— На пару слов, сударыня!
— О, пожалуйста, госпожа Чинчварова, — ответила та с приторной вежливостью.
— Пепа! — позвала Чинчварова.
В дверях кухни показался двадцатилетний студент. Лицо его залилось краской, и он не сводил глаз с матери.
— Сюда, сюда, подойди поближе! — прикрикнула Чинчварова, и молодой человек безропотно повиновался.
Мать уперлась мокрыми руками в бока.
— Так вот что, сударыня, не воображаете ли вы, что я растила этого парня для вас?
— Ах, что вы, госпожа Чинчварова!
— Не вздумайте нахально отпираться! Этот дурень был у вас. Три раза! Я его заставила сознаться. Вы его соблазняете, вы, крашеная дрянь, вы, потаскушка…

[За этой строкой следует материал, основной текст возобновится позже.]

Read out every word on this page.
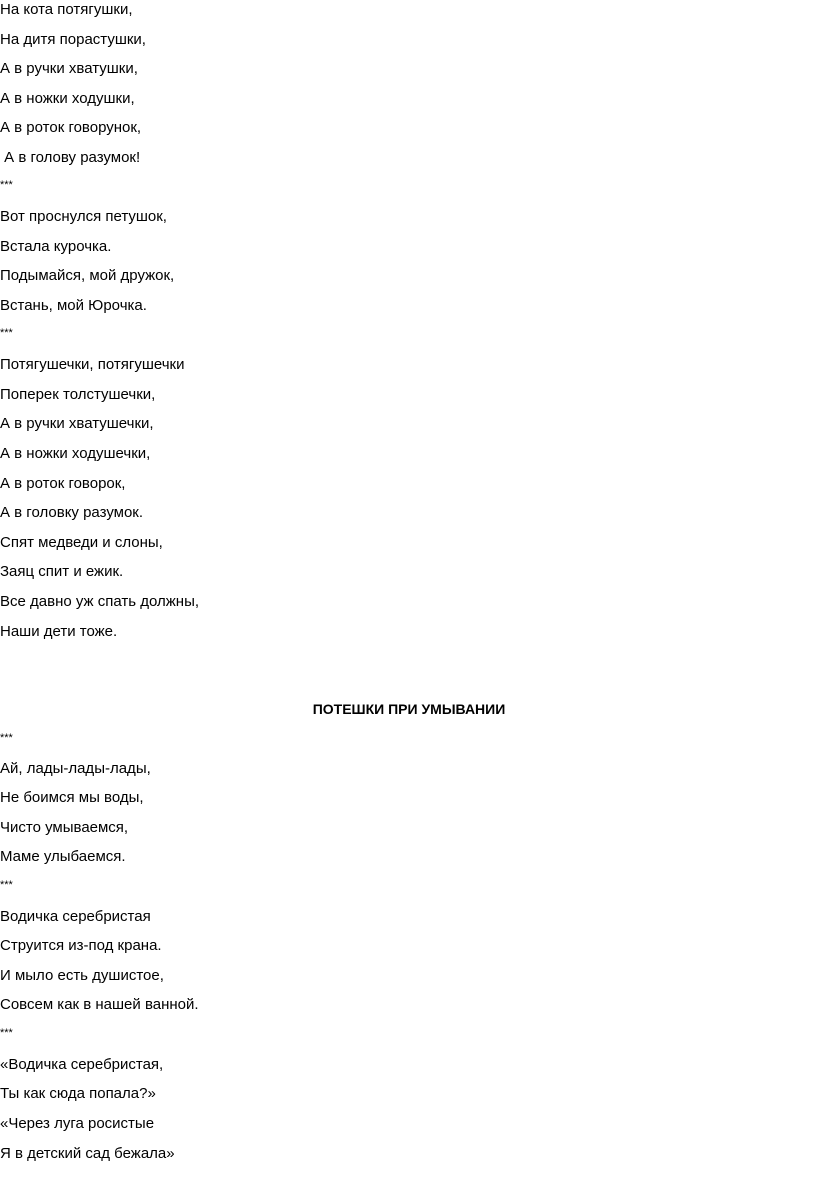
На кота потягушки,
На дитя порастушки,
А в ручки хватушки,
А в ножки ходушки,
А в роток говорунок,
А в голову разумок!
***
Вот проснулся петушок,
Встала курочка.
Подымайся, мой дружок,
Встань, мой Юрочка.
***
Потягушечки, потягушечки
Поперек толстушечки,
А в ручки хватушечки,
А в ножки ходушечки,
А в роток говорок,
А в головку разумок.
Спят медведи и слоны,
Заяц спит и ежик.
Все давно уж спать должны,
Наши дети тоже.
ПОТЕШКИ ПРИ УМЫВАНИИ
***
Ай, лады-лады-лады,
Не боимся мы воды,
Чисто умываемся,
Маме улыбаемся.
***
Водичка серебристая
Струится из-под крана.
И мыло есть душистое,
Совсем как в нашей ванной.
***
«Водичка серебристая,
Ты как сюда попала?»
«Через луга росистые
Я в детский сад бежала»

— Мама, ради бога, прошу тебя…
— Молчи! — крикнула Чинчварова и замахнулась на сына. — Это мой сын, мой, сударыня! Вот этими руками к его выходила, — поглядите на мои руки, на что они стали похожи за двадцать лет! Вам мальчишка, конечно, нравится, еще бы! Но это мой сын, и если вы от него не отстанете, я вам покажу, что эти руки, — она протянула их к волосам блондинки, — умеют не только работать! Вот так-то, зарубите себе это на носу! А ты марш домой, глупый мальчишка! Я выбью у тебя эту дурь из головы!
Красный как рак, студент исчез в дверях, а разведенная дамочка, презрительно пожав плечами и кисло улыбнувшись, пошла вниз по лестнице. Чинчварова погрозила ей вслед кулаком: «Дрянь ты эдакая!»
В открытых дверях кухни стояла унтер-офицерша Клабанова, из соседней двери вышла Слава Кучерова с маленьким братишкой на руках и с пятилетней сестренкой, цеплявшейся за ее пеструю юбку. Анна была в кухне и слышала всю эту сцену. В жижковских домах ничто не остается тайной.
Вечером Анна рассказала об этом случае Тонику.
— Ну, конечно, у Чинчваровой всегда так: «Мой, мой, мой!» — засмеялся он. — Однако этой буржуйской дармоедке поделом досталось!
Уже живя на Есениовой улице, Анна познакомилась с мучеником венгерской революции Шандором Керекешем. Она и Тоник однажды встретили его на Жижкове. У Керекеша были глаза умирающего, руки горячие.
— Как поживаешь, товарищ Керекеш? — спросил Тоник.
— Умираю, — сказал тот просто.
— Ты ведь выдержал кое-что и потяжелей.
— Теперь уже не выдержу.
Керекеш получил документы одного словацкого товарища и остался жить в Праге. Под чужим именем он поступил токарем на завод Данека. Но тяжелая работа была ему уже не по силам, и врач страховой кассы написал на его листке буквы «ИПТ», что значит по-латыни: «infiltratio pulmonum tuberculosa»[43], а рабочие расшифровывают их: «инвалид, послезавтра труп». И врачи и рабочие редко ошибаются в таких случаях.
Керекеш зарабатывал на жизнь продажей газет на улицах. Он проводил Тоника и Анну до дому. Разговор шел о партии, о венгерской эмиграции, о белом терроре в Венгрии.
— Домой я уже не вернусь, — сказал Керекеш слабым голосом чахоточного. — Не дождаться мне нашей победы. Вы здесь делаете еще только первые шаги. Эх, сколько бы я дал за то, чтобы еще чем-нибудь помочь революции!
Они стояли перед домом, где жили Тоник и Анна. Керекеш смотрел наверх, разглядывая лестницу, — может быть, он делал это, чтобы не встречаться глазами с собеседниками.
— Ты теперь живешь здесь? — спросил он и даже не заметил, что Анна кивнула утвердительно.
— Есть у тебя какие-нибудь новости из дому? — нарушил молчание Тоник.
Керекеш покачал головой.
— Брата повесили, о жене и детях я ничего не знаю.
Он торопливо пожал руки Тоника и Анны своей горячей рукой и ушел, не оглядываясь. Они смотрели ему вслед, и им стало грустно. Жалко Керекеша! Жалко не только умирающего человека — слишком много их умирало тогда! — жалко бойца, вынужденного покинуть строй.